Truscott calls decision ‘a dream come true’
Adrian Wyld/canadian press
Steven Truscott may take a holiday, his first time abroad. Saddled with a murder conviction for nearly 50 years, he hasn’t been permitted to cross the border. Hawaii, he says, sounds appealing.
“I think probably the first thing is, I’ll take a little holiday from the legal system,” the Guelph millwright and father of three said yesterday, revealing a humorous side of his personality after the Ontario Court of Appeal lifted the “burden” imposed when he was convicted and sentenced to hang for murder of 12-year-old Lynne Harper in 1959. Calling it a “miscarriage of justice,” the court quashed his conviction and acquitted Truscott.
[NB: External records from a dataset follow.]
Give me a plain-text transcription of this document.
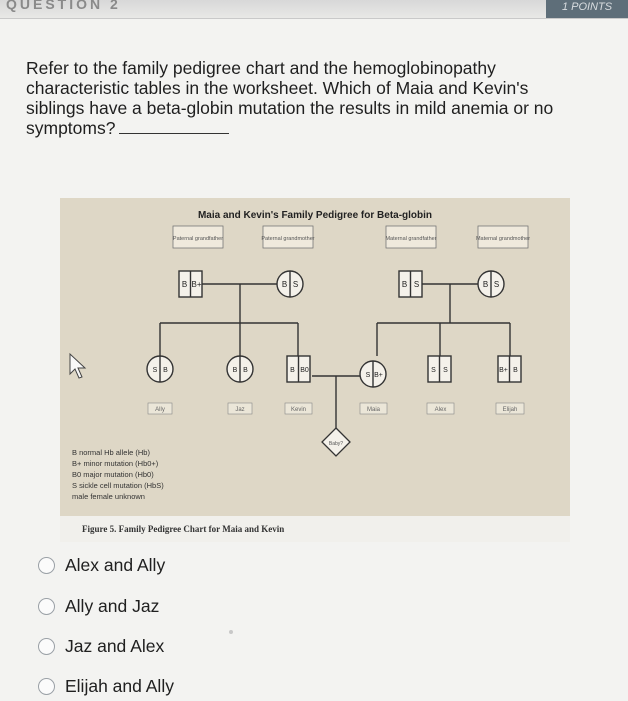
QUESTION 2	1 POINTS
Refer to the family pedigree chart and the hemoglobinopathy
characteristic tables in the worksheet. Which of Maia and Kevin's
siblings have a beta-globin mutation the results in mild anemia or no
symptoms?
Maia and Kevin's Family Pedigree for Beta-globin
Paternal grandfather	Paternal grandmother	Maternal grandfather	Maternal grandmother
B B+	B S	B S	B S
S B	B B	B B0
S B+
S S	B+ B
Ally	Jaz	Kevin	Maia	Alex	Elijah
Baby?
B normal Hb allele (Hb)
B+ minor mutation (Hb0+)
B0 major mutation (Hb0)
S sickle cell mutation (HbS)
male female unknown
Figure 5. Family Pedigree Chart for Maia and Kevin
Alex and Ally
Ally and Jaz
Jaz and Alex
Elijah and Ally
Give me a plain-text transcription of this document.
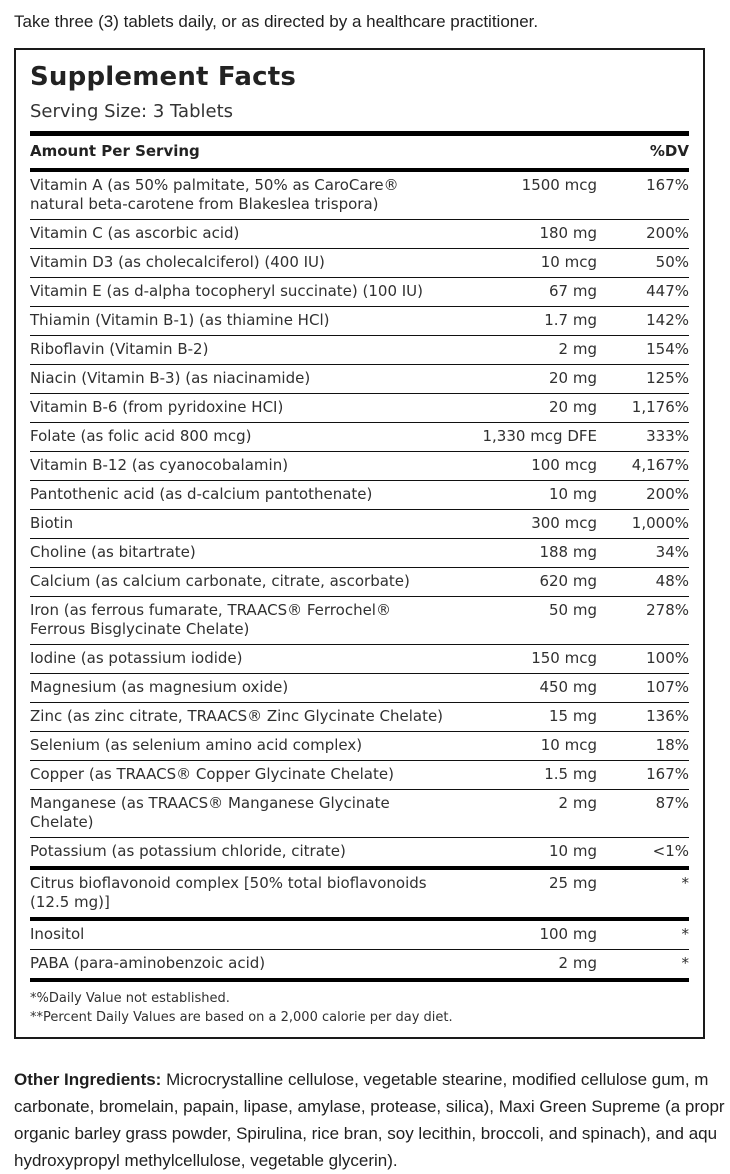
Take three (3) tablets daily, or as directed by a healthcare practitioner.
Supplement Facts
Serving Size: 3 Tablets
Amount Per Serving	%DV
Vitamin A (as 50% palmitate, 50% as CaroCare® natural beta-carotene from Blakeslea trispora)
1500 mcg	167%
Vitamin C (as ascorbic acid)	180 mg	200%
Vitamin D3 (as cholecalciferol) (400 IU)	10 mcg	50%
Vitamin E (as d-alpha tocopheryl succinate) (100 IU)	67 mg	447%
Thiamin (Vitamin B-1) (as thiamine HCl)	1.7 mg	142%
Riboflavin (Vitamin B-2)	2 mg	154%
Niacin (Vitamin B-3) (as niacinamide)	20 mg	125%
Vitamin B-6 (from pyridoxine HCI)	20 mg	1,176%
Folate (as folic acid 800 mcg)	1,330 mcg DFE	333%
Vitamin B-12 (as cyanocobalamin)	100 mcg	4,167%
Pantothenic acid (as d-calcium pantothenate)	10 mg	200%
Biotin	300 mcg	1,000%
Choline (as bitartrate)	188 mg	34%
Calcium (as calcium carbonate, citrate, ascorbate)	620 mg	48%
Iron (as ferrous fumarate, TRAACS® Ferrochel® Ferrous Bisglycinate Chelate)
50 mg	278%
Iodine (as potassium iodide)	150 mcg	100%
Magnesium (as magnesium oxide)	450 mg	107%
Zinc (as zinc citrate, TRAACS® Zinc Glycinate Chelate)	15 mg	136%
Selenium (as selenium amino acid complex)	10 mcg	18%
Copper (as TRAACS® Copper Glycinate Chelate)	1.5 mg	167%
Manganese (as TRAACS® Manganese Glycinate Chelate)
2 mg	87%
Potassium (as potassium chloride, citrate)	10 mg	<1%
Citrus bioflavonoid complex [50% total bioflavonoids (12.5 mg)]
25 mg	*
Inositol	100 mg	*
PABA (para-aminobenzoic acid)	2 mg	*
*%Daily Value not established.
**Percent Daily Values are based on a 2,000 calorie per day diet.
Other Ingredients: Microcrystalline cellulose, vegetable stearine, modified cellulose gum, m
carbonate, bromelain, papain, lipase, amylase, protease, silica), Maxi Green Supreme (a propr
organic barley grass powder, Spirulina, rice bran, soy lecithin, broccoli, and spinach), and aqu
hydroxypropyl methylcellulose, vegetable glycerin).
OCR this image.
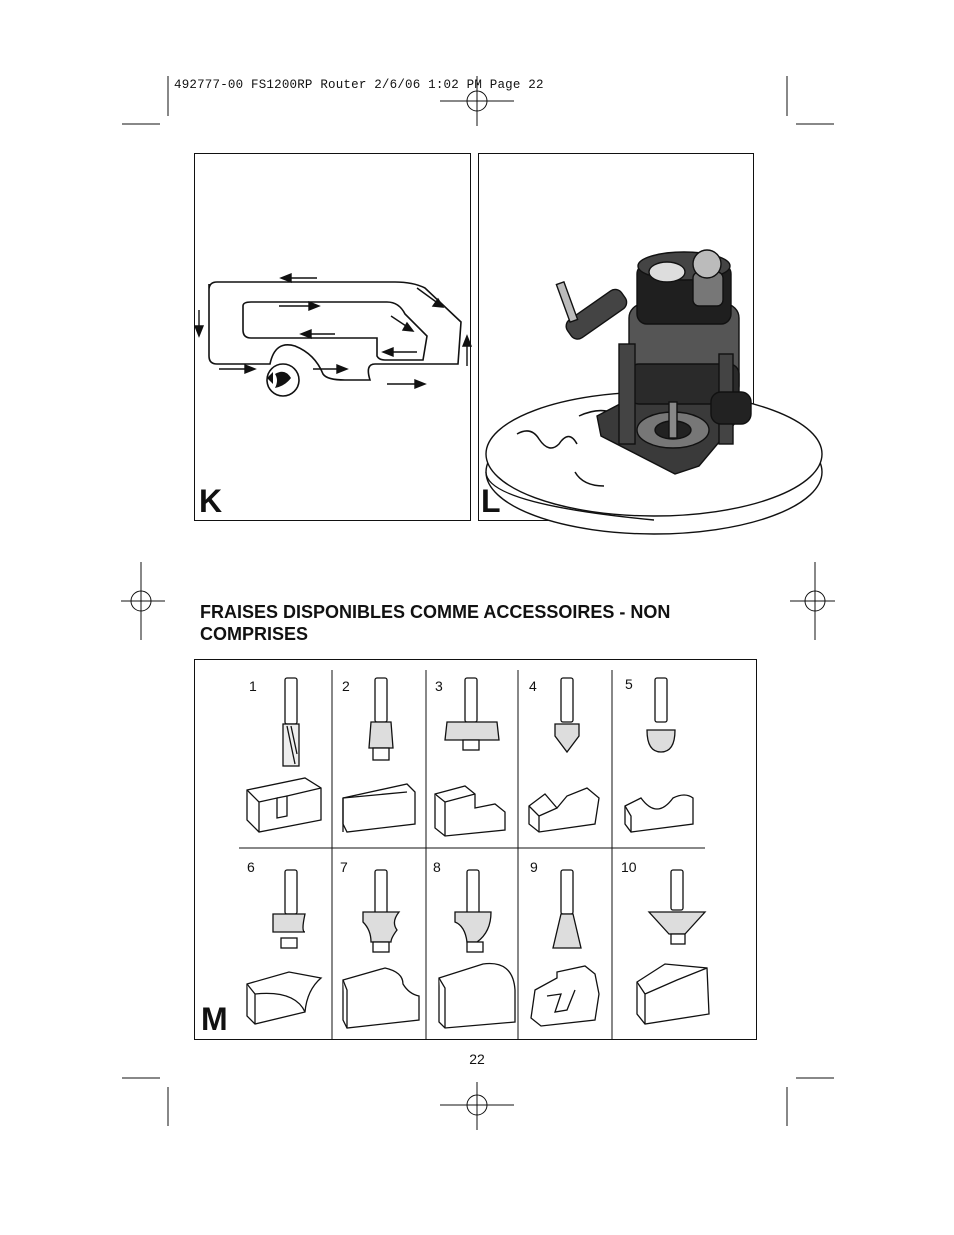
492777-00 FS1200RP Router 2/6/06 1:02 PM Page 22
K	L
FRAISES DISPONIBLES COMME ACCESSOIRES - NON COMPRISES
1	2	3	4	5
6	7	8	9	10
M
22
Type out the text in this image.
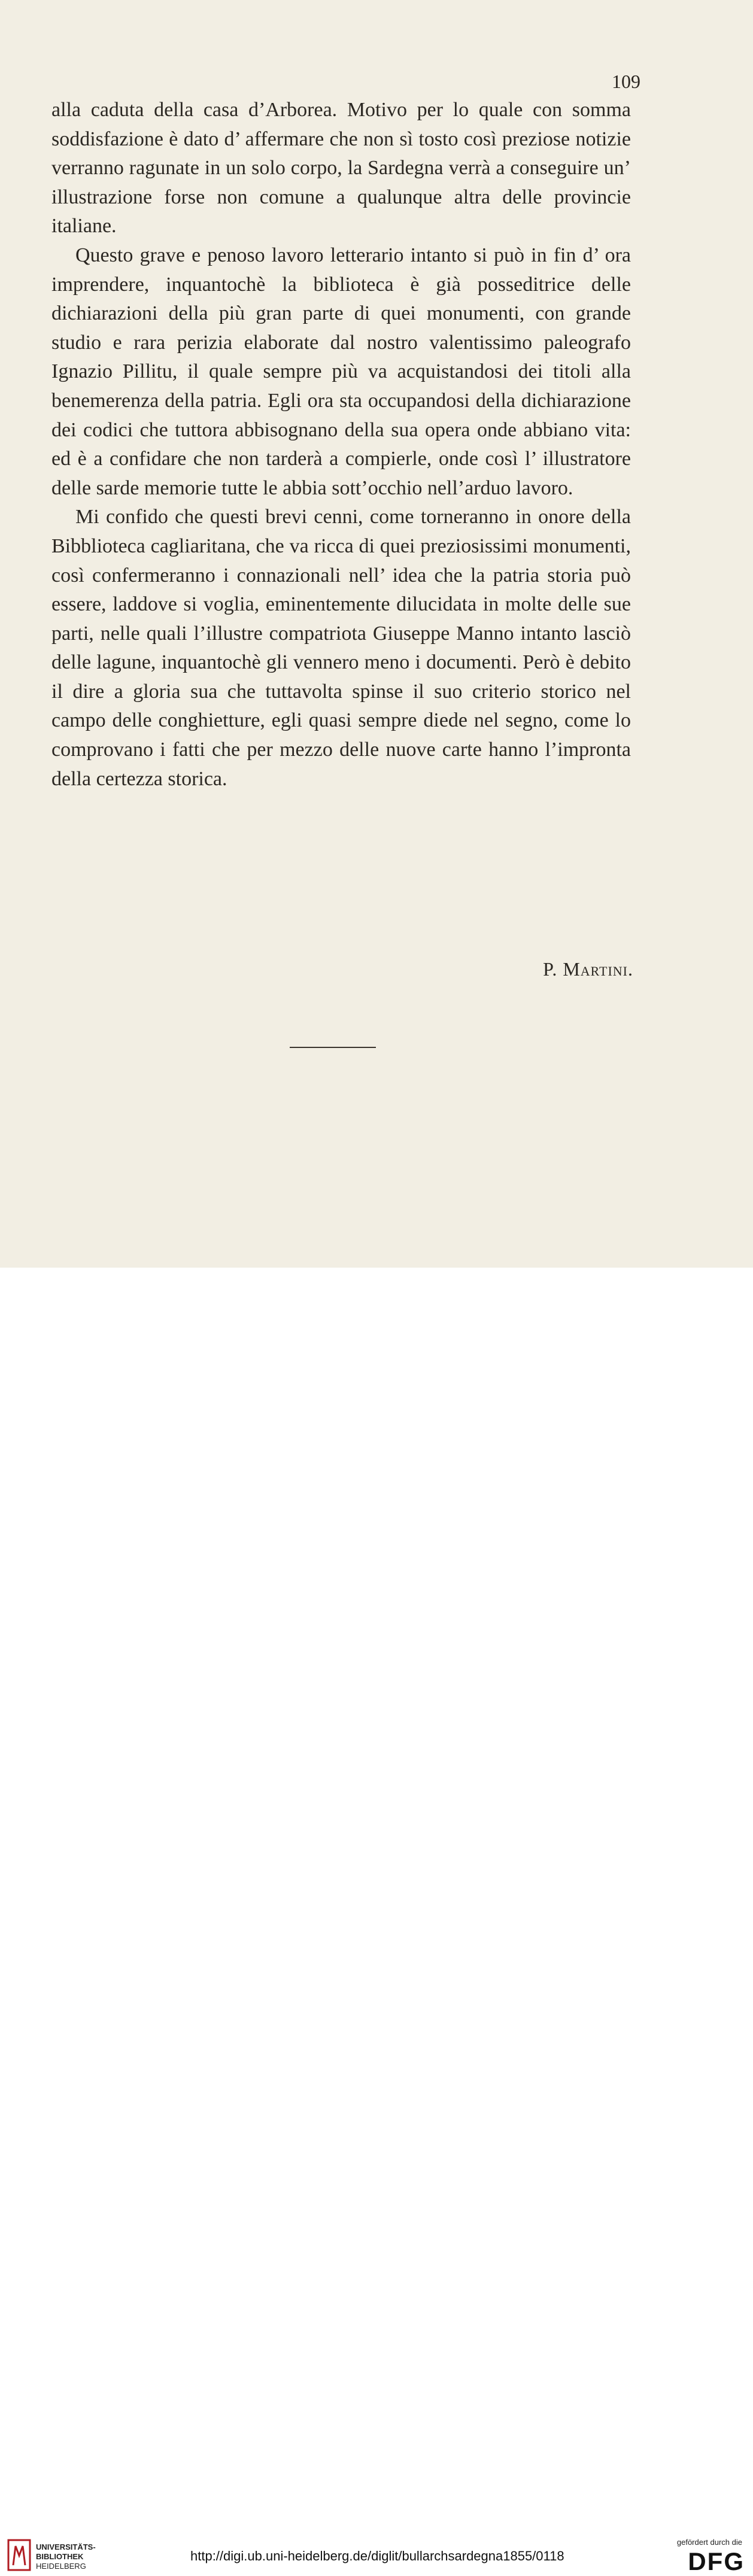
109

alla caduta della casa d’Arborea. Motivo per lo quale con somma soddisfazione è dato d’ affermare che non sì tosto così preziose notizie verranno ragunate in un solo corpo, la Sardegna verrà a conseguire un’ illustrazione forse non comune a qualunque altra delle provincie italiane.

Questo grave e penoso lavoro letterario intanto si può in fin d’ ora imprendere, inquantochè la biblioteca è già posseditrice delle dichiarazioni della più gran parte di quei monumenti, con grande studio e rara perizia elaborate dal nostro valentissimo paleografo Ignazio Pillitu, il quale sempre più va acquistandosi dei titoli alla benemerenza della patria. Egli ora sta occupandosi della dichiarazione dei codici che tuttora abbisognano della sua opera onde abbiano vita: ed è a confidare che non tarderà a compierle, onde così l’ illustratore delle sarde memorie tutte le abbia sott’occhio nell’arduo lavoro.

Mi confido che questi brevi cenni, come torneranno in onore della Bibblioteca cagliaritana, che va ricca di quei preziosissimi monumenti, così confermeranno i connazionali nell’ idea che la patria storia può essere, laddove si voglia, eminentemente dilucidata in molte delle sue parti, nelle quali l’illustre compatriota Giuseppe Manno intanto lasciò delle lagune, inquantochè gli vennero meno i documenti. Però è debito il dire a gloria sua che tuttavolta spinse il suo criterio storico nel campo delle conghietture, egli quasi sempre diede nel segno, come lo comprovano i fatti che per mezzo delle nuove carte hanno l’impronta della certezza storica.

P. Martini.
UNIVERSITÄTS-
BIBLIOTHEK
HEIDELBERG
http://digi.ub.uni-heidelberg.de/diglit/bullarchsardegna1855/0118
gefördert durch die
DFG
While ordering a new trial was an option, the passage of so many years makes that a “practical impossibility” and it would amount to an injustice for Truscott and his family, the court said.
“The appellant in this case served ten years in the penitentiary and has lived his entire adult life in the shadow of a conviction that we have concluded must be quashed,” said the unanimous five-judge panel.
Truscott called it “a dream come true.” Truscott was convicted at 14 and lived for years under an assumed name.
Moments after the judgment, Attorney-General Michael Bryant appeared to apologize to Truscott and announce the Ontario government has retained a former judge of the Ontario Court of Appeal to advise on compensation. “For that miscarriage of justice, on behalf of the government, I am truly sorry,” Bryant said.